Suite au dépôt d’une demande d’AMM par le laboratoire Ethypharm concernant la spécialité Baclocur® (baclofène dans le traitement de l’alcoolo-dépendance) pour faire suite à la RTU modifiée qui limitait à 80 mg/j la posologie maximum de baclofène dans cette indication, le CSST (Comité scientifique spécialisé temporaire) mandaté par l’ANSM avait rendu un avis négatif concernant le rapport bénéfices/risques de ce traitement en raison de  différents signaux préoccupants concernant la sécurité d’emploi de ce médicament surtout à hautes doses.

L’inquiétude des patients concernés, de leur entourage et des soignants était donc majeure car cet avis pouvait conduire au refus de l’AMM, à l’arrêt de la RTU et donc au retrait du baclofène dans cette indication ! Un nouvel épisode invraisemblable dans la saga déjà (trop) animée du baclofène.

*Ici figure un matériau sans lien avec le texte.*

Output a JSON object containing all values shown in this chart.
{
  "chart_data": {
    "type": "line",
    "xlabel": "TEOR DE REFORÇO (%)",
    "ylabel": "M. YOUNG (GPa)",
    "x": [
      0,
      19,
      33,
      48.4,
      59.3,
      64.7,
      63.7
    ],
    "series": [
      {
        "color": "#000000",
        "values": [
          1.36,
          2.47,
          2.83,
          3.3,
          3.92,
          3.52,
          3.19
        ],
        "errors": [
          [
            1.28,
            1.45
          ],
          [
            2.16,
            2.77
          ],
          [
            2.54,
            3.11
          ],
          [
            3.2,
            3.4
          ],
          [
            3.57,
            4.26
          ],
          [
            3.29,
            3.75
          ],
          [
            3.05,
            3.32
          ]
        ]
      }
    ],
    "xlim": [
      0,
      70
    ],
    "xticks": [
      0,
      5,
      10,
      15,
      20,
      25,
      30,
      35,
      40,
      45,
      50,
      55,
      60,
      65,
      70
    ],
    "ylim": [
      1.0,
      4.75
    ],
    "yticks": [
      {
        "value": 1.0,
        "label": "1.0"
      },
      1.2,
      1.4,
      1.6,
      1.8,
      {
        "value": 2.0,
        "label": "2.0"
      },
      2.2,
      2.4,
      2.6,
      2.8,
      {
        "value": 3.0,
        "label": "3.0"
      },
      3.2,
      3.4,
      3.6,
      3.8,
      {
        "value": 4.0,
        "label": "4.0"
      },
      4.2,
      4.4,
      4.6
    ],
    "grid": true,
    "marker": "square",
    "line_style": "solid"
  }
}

Cependant, suite à la mobilisation des associations de patients, de prescripteurs et des fédérations professionnelles et conscient que le baclofène répondait à une réelle attente et que le problème posé avait une réelle dimension sociétale dépassant la seule évaluation classique d’un médicament, le directeur général de l’ANSM décidait pour la première fois de créer et de convoquer une « Commission mixte ad hoc », réunissant des membres des trois commissions régulières de l’ANSM pour rendre un avis sur l’évaluation de l’utilisation du baclofène dans le traitement des patients alcoolo-dépendants.

OUI au baclofène !

Cette commission, présidée par le Pr Nicolas Authier, s’est réunie les 03 et 04 juillet, la journée du 03/07 étant consacrée à l’audition des parties prenantes, associations de patients, de prescripteurs impliquées, sociétés savantes, fédérations professionnelles dont la Fédération Addiction représentée par les Dr Aram Kavciyan et Xavier Aknine (au titre de MG Addiction). Ces auditions et les riches débats qui s’en sont suivis ont permis à cette commission, malgré l’avis du CSST, de se prononcer en faveur de l’utilisation du baclofène chez les patients alcoolo-dépendants et donc contre le retrait de ce médicament dans cette indication.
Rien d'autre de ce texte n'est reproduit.